Avoid Using the String Type for Complex Strings Operations

The string type is immutable; this means that after a string is created it can’t be modified. When you modify a string, the CRL creates a new string based on your modifications and returns it. The old string remains in memory until garbage collector clears it. If your application is extensively modifying strings, use the StringBuilder class. This class stores the string as an array of characters. The StringBuilder object is mutable and does in-place modifications of strings.

Use the AddRange() Method with Collections

There is a large number of collection classes that expose the AddRange() method. You can use this to add an array of items to the collection instead of calling the Add() method repeatedly inside a loop.

Avoid Throwing Exceptions

Throwing exceptions is a costly operation. You should be very careful when you throw an exception from your application. Exceptions should be thrown only to signify exceptional error cases. You should never throw exceptions just to manage your application flow.

Avoid Using Unmanaged Code

Calls to unmanaged code are a costly marshaling operation. Try to reduce the number of calls between the managed and unmanaged code. Consider doing more work in each call rather than making frequent calls to do small tasks.

Avoid Making Frequent Calls Across Processes

If you are working with distributed applications, this involves additional overhead negotiating network and application level protocols. In this case, network speed can also be a bottleneck. Try to do as much work as possible in fewer calls over the network.

Make Use of Optimized Managed Providers

As you know, OleDb is a generic provider that offers access to data exposed by any OleDb provider. Managed providers are specifically optimized for some databases. For example, when you use OleDb to connect to a SQL server database, OleDb first passes your request to the OLE DB COM components, which in turn translate the request to SQL Native Tabular Data Stream (TDS) format. Using SqlClient directly constructs the TDS packets and communicates with SQL server. The removal of the extra translation will significantly improve your application’s performance.

Use Stored Procedures and Not SQL Statements

When you are working with a RDBMS as a SQL server, you should use stored procedures rather than SQL statements given as a text command because stored procedures are highly optimized for server-side data access.

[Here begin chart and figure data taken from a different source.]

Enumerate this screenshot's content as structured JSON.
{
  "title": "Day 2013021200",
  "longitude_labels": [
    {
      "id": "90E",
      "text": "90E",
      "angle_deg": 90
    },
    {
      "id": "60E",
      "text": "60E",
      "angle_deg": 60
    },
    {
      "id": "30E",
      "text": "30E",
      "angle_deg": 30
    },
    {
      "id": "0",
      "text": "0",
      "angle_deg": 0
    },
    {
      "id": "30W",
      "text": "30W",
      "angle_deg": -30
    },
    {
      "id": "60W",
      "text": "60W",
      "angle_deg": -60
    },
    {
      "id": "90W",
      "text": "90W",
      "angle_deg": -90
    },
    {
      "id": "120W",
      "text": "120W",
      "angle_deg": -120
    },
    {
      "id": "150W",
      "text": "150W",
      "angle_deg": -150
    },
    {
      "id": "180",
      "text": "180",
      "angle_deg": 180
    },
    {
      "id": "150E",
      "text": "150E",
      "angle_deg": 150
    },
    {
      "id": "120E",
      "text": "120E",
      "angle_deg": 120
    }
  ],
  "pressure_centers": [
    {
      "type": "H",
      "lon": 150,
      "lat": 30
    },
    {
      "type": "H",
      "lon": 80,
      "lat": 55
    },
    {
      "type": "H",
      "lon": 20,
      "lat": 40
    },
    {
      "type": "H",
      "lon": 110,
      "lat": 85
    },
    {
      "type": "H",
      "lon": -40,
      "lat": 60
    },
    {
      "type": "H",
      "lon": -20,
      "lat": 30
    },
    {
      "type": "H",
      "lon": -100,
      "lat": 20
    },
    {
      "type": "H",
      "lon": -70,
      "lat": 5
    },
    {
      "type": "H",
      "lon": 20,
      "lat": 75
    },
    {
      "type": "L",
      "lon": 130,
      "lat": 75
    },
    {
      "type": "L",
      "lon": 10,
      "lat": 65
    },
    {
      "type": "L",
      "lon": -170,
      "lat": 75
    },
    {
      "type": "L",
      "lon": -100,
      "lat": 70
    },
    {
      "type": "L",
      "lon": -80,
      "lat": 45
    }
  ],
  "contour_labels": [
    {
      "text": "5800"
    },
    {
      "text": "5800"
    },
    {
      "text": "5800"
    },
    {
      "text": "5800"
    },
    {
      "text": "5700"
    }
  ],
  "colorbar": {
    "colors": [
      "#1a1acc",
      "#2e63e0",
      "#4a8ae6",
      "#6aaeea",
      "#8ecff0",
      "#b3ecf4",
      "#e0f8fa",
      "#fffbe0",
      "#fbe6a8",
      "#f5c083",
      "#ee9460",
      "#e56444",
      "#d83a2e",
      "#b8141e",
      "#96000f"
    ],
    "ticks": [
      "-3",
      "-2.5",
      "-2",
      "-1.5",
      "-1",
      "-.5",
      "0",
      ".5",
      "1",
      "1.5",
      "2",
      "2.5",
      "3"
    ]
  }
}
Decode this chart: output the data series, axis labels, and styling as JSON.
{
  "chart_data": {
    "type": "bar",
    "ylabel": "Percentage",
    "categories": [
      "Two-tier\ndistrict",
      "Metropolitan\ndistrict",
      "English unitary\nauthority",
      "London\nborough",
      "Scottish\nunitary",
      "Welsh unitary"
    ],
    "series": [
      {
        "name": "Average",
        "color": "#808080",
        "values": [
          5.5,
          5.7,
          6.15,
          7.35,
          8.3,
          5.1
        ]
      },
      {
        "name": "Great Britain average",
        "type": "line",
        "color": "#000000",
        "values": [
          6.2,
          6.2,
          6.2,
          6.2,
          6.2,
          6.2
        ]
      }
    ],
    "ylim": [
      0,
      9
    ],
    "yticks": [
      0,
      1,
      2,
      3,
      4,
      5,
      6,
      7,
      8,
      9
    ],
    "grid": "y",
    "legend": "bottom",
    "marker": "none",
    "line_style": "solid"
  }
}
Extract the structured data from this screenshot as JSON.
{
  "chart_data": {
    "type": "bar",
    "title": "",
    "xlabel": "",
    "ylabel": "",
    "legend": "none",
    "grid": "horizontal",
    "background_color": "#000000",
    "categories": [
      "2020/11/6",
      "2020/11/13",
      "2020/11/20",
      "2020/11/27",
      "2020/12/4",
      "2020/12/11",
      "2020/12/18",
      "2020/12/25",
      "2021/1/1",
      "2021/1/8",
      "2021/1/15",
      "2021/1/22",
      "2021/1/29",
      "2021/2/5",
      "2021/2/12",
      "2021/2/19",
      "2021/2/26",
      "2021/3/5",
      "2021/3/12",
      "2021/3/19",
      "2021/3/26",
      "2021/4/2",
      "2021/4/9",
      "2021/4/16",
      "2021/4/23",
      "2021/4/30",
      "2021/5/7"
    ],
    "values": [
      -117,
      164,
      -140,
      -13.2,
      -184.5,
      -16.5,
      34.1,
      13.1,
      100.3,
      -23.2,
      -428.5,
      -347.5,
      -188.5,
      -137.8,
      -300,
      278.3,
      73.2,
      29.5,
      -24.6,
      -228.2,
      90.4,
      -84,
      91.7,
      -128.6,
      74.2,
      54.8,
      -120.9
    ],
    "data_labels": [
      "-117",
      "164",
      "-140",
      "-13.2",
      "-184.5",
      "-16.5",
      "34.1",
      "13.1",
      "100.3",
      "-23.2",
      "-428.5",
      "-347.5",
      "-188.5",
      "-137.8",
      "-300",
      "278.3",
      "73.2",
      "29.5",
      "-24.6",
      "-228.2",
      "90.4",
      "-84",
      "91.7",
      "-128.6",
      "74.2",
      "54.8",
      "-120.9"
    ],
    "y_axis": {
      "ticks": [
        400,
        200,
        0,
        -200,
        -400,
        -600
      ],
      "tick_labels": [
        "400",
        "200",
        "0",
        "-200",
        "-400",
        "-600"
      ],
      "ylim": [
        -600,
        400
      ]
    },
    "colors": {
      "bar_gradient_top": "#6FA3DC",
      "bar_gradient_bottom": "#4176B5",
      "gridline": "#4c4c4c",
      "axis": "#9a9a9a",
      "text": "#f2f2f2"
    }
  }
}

Use DataReader Instead of DataSet for Forward-Only Sequential Access

If you are reading a table sequentially, you should use the DataReader rather than DataSet. The DataReader object creates a read-only stream of data that will increase your application performance because only one row is in memory at a time.

Use Connection Pooling

The slowest operation performed in a database application scenario is establishing a connection with a database. The SQL server .NET Data Provider offers connection pooling to improve performance when connecting to a SQL server database. In connection pooling, old connection information is stored in a connection pool so it can be re-used for the next connection. If you are using dynamic connection strings, you should disallow the connection pooling mechanism because connections are only pooled on the exact connection string.

Use Transactions

Distributed transactions might add performance overhead to your application, so you should use them only when required and keep their life as short as possible.